You'd think that a state with 37.7 million people, many of whom have a tendency to cover large distances during the day to work, shop, and play, would adopt a uniform law governing bags - paper or plastic.
Yes, it makes sense to reduce plastic bags in our landfills but it makes sense to reduce the amount of plastic straws in our landfills, too. Perhaps San Francisco can lead the way and require places dispensing drinks with straws to charge a dime for paper ones while banning those made of plastic.
That just might get people to tote around reusable straws along with reusable shopping bags.
Banning plastic straws sounds absurd now but keep in mind 30 years ago banning plastic bags sounded absurd to most people as well.

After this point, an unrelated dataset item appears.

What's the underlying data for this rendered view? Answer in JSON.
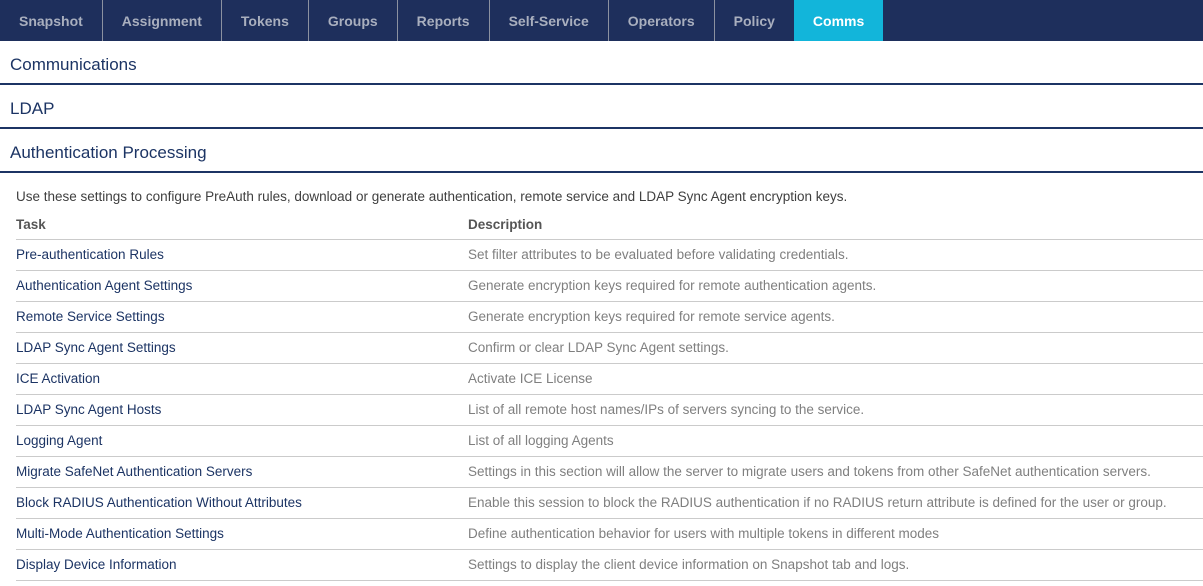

What is needed is uniformity and not a chiseling away at general rules of commerce one jurisdiction at a time. The battle should - and will have to - take place at the state level. And whatever laws the state adopts governing plastic bags and such need to supersede all other edicts of local jurisdictions. If not, we will continue to balkanize California via local general day-to-day commerce regulations that should be the same statewide.
Personally, I often ask clerks not to put things in bags. I also use reusable shopping bags for groceries.
That said, I know more than a few people who will tell you it is easier to carry 10 plastic bags of items than everything jammed into one or two reusable shopping totes.
That means in all likelihood the strategy that charges a dime for plastic bags - such as in San Francisco - will probably have minimal impact on reducing buried waste while it will drive up the cost of day-to-day living a dime at a time.
This column is the opinion of Dennis Wyatt and does not necessarily represent the opinion of The Journal or Morris Newspaper Corp. of CA.